Philpot and Matheson also discussed political extremes, track records and troops in Afghanistan.

Each candidate offered a summary statement:

Philpot: Again, Jim Matheson equals Nancy Pelosi. If you want to see a change in Washington, D.C., this is the most important vote you've made at this point in time in your life. It's Utah's job to step up and send back a fiscal conservative to Washington, D.C., to get our budget balanced, to rein in a federal government that's out of control and to cut taxes for the American people so that we can see the economy come back and we can see jobs and opportunities again in America.

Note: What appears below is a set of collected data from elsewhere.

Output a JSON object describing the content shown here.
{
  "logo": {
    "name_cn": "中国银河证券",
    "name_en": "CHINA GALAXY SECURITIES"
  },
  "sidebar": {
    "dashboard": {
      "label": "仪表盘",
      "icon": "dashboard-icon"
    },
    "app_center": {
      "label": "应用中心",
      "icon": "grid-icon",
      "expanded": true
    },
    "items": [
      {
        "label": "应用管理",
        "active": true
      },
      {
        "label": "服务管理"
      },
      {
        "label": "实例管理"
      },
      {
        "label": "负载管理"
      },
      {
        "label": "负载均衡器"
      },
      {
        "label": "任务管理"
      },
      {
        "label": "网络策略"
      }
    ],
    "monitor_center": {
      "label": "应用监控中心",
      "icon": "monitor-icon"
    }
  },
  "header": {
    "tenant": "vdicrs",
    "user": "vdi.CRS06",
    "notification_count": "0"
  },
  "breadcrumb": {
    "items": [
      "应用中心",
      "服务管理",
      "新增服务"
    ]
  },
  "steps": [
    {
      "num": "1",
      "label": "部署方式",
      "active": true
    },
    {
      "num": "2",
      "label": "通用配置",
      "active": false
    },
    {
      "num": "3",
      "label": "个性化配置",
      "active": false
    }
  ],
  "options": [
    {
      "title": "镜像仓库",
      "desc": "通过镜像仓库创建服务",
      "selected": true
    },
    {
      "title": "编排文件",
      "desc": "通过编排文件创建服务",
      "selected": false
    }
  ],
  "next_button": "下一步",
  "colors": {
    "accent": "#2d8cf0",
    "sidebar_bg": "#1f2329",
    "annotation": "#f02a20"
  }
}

Matheson: When you go and vote on Election Day the names on the ballot are going to be Jim Matheson and Morgan Philpot, despite what my opponent says, those are the names. You are deciding who you want to represent you. Do you want someone who is going to be a rubber stamp and just do what party leadership tells them or do you want a commonsense, independent voice who's going to do what's right for Utah every chance he gets? I'll never turn my back on Utah. I would never walk away from the job. I'd never miss significant numbers of votes. I'll do what's right for Utah every day, work hard every day and be as honest with you as I can. I ask for your vote on November 2nd.